Publication: Business Day Issued: Date: 2003-10-21 Reporter: Sapa

'I Am Agent RS452'

 

Publication 

Business Day

Date 2003-10-21

Reporter

Sapa

Web Link

www.bday.co.za

 

Former Eastern Cape human rights lawyer Vanessa Brereton claims to be the apartheid-era government spy National Director of Public Prosecutions Bulelani Ngcuka has been accused of being.

In an interview with Independent Newspapers Brereton, who now lives in London, claims to be Agent RS452.

She is apparently drawing up an affidavit to be presented at the Hefer Commission, established to explore the allegations against Ngcuka, who was linked to the codename RS452.

Ngcuka's accusers, former transport minister Mac Maharaj and defence department advisor Mo Shaik confirmed, at the time that the allegations against Ngcuka became public in September this year, that Ngcuka had been suspected of spying against his anti-apartheid activist colleagues.

In the interview Brereton admits to being the spy.

"I was RS452 and I have had enough of the lies and deceit," she is reported to have said.

She casts no light on whether Ngcuka was a spy for the apartheid government.

According to the article commission secretary John Bacon has confirmed that he has asked Brereton for an affidavit, and that the commission might want to hear her testimony.

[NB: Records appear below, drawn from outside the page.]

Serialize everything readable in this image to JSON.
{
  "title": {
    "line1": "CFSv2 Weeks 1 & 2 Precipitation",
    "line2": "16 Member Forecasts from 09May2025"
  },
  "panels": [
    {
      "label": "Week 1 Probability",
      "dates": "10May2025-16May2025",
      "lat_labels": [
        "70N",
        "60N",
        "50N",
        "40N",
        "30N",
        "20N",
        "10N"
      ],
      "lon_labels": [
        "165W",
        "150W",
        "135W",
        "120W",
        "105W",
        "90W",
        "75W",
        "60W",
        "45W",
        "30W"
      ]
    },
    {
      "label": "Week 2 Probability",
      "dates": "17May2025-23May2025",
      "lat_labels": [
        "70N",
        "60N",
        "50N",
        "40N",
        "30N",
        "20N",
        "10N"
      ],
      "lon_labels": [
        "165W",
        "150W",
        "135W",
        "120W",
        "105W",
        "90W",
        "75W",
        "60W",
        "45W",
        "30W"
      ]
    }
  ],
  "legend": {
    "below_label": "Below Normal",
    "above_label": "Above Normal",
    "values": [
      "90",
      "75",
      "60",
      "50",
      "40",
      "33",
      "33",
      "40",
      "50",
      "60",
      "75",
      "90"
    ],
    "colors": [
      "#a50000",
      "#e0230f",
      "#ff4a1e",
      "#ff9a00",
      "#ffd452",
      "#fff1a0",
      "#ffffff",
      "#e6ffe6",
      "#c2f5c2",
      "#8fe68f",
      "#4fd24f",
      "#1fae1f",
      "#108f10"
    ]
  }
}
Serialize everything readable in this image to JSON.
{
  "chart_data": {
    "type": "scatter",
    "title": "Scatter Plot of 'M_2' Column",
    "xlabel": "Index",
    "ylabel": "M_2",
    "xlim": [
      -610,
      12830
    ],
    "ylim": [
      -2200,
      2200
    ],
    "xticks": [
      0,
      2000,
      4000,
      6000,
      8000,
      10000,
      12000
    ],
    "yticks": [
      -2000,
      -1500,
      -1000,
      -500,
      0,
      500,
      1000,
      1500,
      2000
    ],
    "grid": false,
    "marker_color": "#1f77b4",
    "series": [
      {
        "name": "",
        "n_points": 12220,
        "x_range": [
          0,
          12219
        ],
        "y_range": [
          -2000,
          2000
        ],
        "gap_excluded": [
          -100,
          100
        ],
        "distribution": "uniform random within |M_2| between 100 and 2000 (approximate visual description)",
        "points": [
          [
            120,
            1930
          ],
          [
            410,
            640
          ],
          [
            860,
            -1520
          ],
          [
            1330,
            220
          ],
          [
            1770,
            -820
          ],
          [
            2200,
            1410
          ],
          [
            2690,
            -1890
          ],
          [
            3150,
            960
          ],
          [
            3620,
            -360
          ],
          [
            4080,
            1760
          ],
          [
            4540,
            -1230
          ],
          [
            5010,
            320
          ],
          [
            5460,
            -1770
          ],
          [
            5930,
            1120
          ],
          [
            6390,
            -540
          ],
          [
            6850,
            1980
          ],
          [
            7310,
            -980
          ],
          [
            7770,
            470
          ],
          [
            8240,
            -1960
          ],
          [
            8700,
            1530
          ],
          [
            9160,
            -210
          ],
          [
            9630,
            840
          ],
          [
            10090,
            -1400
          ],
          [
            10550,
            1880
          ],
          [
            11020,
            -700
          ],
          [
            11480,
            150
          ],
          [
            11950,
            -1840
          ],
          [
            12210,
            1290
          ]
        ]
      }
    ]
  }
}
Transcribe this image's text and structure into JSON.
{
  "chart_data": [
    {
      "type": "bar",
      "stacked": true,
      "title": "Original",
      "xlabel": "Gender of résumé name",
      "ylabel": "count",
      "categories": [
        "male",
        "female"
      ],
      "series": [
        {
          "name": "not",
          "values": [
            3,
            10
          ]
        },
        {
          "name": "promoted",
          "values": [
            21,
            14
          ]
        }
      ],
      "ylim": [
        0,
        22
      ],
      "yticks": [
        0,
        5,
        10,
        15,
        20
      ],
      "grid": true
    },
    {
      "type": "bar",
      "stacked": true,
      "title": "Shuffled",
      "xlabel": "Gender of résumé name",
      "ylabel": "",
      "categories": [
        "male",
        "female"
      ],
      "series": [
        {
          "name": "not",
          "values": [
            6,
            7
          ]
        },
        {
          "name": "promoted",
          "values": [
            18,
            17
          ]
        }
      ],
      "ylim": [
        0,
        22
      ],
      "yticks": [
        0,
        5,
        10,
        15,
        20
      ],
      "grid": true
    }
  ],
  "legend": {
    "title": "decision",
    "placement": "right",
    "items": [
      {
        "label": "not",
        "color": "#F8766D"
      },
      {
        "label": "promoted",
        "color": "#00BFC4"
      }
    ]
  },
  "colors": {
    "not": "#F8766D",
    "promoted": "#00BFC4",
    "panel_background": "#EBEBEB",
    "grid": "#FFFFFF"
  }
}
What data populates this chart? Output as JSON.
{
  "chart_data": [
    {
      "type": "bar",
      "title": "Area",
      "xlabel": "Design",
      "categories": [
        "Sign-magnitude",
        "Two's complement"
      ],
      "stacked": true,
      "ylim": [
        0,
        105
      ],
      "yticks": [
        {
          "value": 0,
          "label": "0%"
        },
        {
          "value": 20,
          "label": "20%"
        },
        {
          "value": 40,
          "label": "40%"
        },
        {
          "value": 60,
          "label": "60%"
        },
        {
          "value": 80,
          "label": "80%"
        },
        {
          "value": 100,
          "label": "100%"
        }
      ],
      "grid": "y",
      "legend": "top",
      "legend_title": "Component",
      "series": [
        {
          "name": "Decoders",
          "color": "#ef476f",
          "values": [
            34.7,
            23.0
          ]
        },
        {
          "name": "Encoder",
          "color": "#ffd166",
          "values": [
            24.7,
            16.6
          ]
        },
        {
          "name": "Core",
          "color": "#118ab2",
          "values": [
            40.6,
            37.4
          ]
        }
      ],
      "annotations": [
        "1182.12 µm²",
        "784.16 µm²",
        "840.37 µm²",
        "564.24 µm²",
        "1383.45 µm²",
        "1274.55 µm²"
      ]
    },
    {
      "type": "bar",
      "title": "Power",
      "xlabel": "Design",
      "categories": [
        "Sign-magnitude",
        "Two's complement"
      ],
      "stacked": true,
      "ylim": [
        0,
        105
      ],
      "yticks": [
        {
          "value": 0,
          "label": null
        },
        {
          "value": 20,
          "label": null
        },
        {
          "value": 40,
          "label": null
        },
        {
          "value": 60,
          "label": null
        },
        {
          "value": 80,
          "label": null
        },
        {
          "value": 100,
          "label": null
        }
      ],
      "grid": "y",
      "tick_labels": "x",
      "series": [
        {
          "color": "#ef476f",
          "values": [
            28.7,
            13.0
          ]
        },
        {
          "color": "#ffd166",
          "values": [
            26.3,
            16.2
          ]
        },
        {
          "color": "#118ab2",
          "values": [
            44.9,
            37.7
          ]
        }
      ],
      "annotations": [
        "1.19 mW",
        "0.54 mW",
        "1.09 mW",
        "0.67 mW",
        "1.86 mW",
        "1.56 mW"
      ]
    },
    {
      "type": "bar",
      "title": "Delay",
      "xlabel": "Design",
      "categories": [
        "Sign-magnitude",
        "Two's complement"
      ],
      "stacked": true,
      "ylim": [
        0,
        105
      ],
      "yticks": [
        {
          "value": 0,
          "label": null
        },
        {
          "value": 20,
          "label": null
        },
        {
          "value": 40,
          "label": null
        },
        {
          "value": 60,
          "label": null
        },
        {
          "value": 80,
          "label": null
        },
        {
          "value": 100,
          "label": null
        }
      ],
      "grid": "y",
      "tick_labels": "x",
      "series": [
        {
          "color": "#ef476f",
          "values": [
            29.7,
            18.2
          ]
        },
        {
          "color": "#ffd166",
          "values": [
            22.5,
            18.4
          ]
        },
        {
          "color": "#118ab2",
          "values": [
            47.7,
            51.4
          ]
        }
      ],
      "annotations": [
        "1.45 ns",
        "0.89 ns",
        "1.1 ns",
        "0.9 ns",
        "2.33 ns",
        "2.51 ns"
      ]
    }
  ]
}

She is reported to be reluctant to travel to South Africa, and there appears to be a possibility that the commission will travel to London.

Brereton said in the interview that she was recruited by security police operative Karl "Zac" Edwards, who was a Bureau for State Security agent too. He recruited Brereton as a fellow anti-communist and was her handler throughout her six-year involvement in spying on "leftists" such as Molly Blackburn.

In the interview Brereton says she began to doubt her involvement with the apartheid state's security forces some time before her misgivings reached a climax in 1989 with the killing of three black security policemen and an askari -- the name given to an African National Congress operative who turned to work for the apartheid state.

Brereton gives no reasons for her work as a spy. She says she has come forward now to set the record straight about Ngcuka and to expose the secret past.

With acknowledgements to Sapa and the Business Day.